Öcalan olayına, Yunanistan halkı çeşitli tepkiler göstermiştir. Tepkilerin bir kısmı, Uluslar arası çevreden alınan tepkilere göre daha sert olmuş, halk tarafından Öcalan olayı, Yunanistan dış politikasının tarihinde ki en utanç verici olaylardan biri olarak değerlendirilmiştir. Yunan kamuoyu, hükümetin Öcalan’ın Yunanistan’a girmesini engelleyemediği konusunda eleştirilerde bulunmuşlardır (Black, 2001:11). Öcalan olayına başka bir tepki de ülkede ki Türkiye karşıtı eylemciler ve bazı medya organları tarafından gerçekleştirilmiştir. Türk karşıtı eylemciler Öcalan için destek gösterileri düzenlemiş ve bazı medya organları ise Türkiye’yi vatandaşlarının haklarını çiğneyen barbar bir devlet olarak ilan etmiştir (Lindsay, 2000:219). Öcalan olayı, Yunanistan’ın hükümet kadrolarında değişiklikler yaratmıştır. Dışişleri bakanı Theadoros Pangalos İç

İşleri Bakanı Alexsos Papadapoulos, Kamu Düzeni Bakanı Filippos Peçalnikos ve

Yunan Gizli ServisiBaşkanının görevine son verilmiştir (Grigoriadis, 2003; Heil, 2000). Kısacası Öcalan olayının sonunda iki ülke arasında ki düşmanlık, hükümet ve halk düzeyinde 1974 den beri hiç olmadığı kadar hissedilmiştir (Lindsay, 2000:219).

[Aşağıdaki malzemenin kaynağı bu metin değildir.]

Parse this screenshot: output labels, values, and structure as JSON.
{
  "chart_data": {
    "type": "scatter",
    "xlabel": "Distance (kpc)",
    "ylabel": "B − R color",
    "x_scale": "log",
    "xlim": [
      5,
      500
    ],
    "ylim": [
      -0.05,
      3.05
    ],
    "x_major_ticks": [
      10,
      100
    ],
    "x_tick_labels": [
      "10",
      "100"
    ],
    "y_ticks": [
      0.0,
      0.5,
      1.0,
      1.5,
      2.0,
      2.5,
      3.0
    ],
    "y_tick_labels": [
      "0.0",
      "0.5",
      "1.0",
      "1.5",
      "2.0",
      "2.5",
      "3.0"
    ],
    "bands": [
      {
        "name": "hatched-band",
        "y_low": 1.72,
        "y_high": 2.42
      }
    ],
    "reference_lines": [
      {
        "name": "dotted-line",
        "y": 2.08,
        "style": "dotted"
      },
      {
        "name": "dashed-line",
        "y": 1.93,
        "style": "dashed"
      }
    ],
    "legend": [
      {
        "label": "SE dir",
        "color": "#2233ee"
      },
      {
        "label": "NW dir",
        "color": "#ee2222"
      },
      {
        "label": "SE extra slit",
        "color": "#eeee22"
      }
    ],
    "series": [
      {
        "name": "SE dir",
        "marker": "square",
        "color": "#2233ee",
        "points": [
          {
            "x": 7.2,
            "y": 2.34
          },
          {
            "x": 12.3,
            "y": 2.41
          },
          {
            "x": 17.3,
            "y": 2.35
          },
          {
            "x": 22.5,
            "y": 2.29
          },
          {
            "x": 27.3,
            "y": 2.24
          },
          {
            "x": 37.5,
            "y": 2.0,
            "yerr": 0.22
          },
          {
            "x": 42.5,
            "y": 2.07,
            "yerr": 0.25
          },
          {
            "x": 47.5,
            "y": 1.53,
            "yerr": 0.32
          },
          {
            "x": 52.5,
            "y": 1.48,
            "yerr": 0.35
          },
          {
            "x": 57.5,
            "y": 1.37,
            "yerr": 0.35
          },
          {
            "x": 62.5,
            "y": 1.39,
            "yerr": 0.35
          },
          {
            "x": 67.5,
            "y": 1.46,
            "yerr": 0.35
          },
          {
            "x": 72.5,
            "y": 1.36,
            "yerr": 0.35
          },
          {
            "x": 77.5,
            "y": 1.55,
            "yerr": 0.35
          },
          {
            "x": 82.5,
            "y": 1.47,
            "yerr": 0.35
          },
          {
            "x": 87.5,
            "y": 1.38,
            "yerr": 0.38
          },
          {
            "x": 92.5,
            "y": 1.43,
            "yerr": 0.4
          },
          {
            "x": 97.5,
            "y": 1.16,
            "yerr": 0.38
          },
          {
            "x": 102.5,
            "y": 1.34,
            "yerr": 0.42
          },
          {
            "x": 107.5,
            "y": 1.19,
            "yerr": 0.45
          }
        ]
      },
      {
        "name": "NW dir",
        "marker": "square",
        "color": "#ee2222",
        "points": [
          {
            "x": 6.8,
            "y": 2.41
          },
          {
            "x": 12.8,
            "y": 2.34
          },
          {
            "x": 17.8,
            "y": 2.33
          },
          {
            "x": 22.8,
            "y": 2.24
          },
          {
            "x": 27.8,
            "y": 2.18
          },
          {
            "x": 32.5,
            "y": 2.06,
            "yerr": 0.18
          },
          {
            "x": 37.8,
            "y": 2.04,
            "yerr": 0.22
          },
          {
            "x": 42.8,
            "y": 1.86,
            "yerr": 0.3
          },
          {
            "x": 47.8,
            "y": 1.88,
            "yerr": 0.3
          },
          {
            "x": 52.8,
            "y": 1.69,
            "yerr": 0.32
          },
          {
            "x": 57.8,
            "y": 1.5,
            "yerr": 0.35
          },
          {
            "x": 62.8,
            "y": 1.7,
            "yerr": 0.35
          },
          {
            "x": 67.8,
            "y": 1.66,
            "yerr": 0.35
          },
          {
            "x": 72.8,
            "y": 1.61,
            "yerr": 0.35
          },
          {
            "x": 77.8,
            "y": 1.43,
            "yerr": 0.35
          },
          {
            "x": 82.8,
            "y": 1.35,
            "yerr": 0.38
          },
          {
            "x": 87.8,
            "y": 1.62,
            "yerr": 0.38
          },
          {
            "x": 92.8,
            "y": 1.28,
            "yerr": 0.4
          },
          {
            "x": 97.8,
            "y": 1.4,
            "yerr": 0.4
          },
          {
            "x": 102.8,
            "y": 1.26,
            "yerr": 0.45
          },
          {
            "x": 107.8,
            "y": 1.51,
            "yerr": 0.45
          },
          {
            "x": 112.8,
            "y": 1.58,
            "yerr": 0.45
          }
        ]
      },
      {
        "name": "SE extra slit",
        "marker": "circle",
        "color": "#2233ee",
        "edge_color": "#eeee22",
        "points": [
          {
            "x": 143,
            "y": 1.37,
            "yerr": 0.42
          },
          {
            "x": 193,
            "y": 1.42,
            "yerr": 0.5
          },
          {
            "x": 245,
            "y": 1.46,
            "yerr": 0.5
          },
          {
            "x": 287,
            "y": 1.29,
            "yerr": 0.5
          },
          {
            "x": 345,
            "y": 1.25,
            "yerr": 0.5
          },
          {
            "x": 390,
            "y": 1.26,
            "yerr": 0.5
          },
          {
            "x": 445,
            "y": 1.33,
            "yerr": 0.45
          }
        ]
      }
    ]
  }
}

Black’e göre Yunanistan açık olarak Öcalan’ı desteklemesinin getireceği risklerin farkındaydı. İlk olarak bu destek Türkiye ile büyük bir krizin işareti olacaktı. İkincisi ise Yunanistan’ın AB içerisindeki politikalarını etkileyecekti. Özellikle Simitis’in 1996 da iktidara gelmesinden sonra en önemli politikalarından biri olan Euro para sistemine girmek tehlikeye girecekti. Yunanistan, Öcalan olayı sonunda aldığı bu önemli risklerden herhangi bir kazanç elde etmediğinin farkına vararak Türkiye’ye karşıpolitikasında değişikliğe gitmek ve bozulan imajını düzeltmek zorunda kalmıştır (Black, 2001:7; Coşkun, 2003:204). Bu politikalar doğrultusunda Türkiye ile iyi ilişkiler kurmaya çalışmış, Yunanistan’ın bu çabası Türkiye tarafından da destek görmüştür (Ayman ve Sönmezoğlu, 2003).

Öcalan olayı, öncesinde iki ülke arasında ki gerginliği had safhaya ulaştırmış olsa da daha sonraki süreçte iki ülke arasında kurulan diyalogun başlangıç noktasını oluşturmuştur. Yani ilişkilerin büyük çapta bozulmasına sebep olduğu kadar yumuşamanın başlamasına da zemin hazırlamıştır.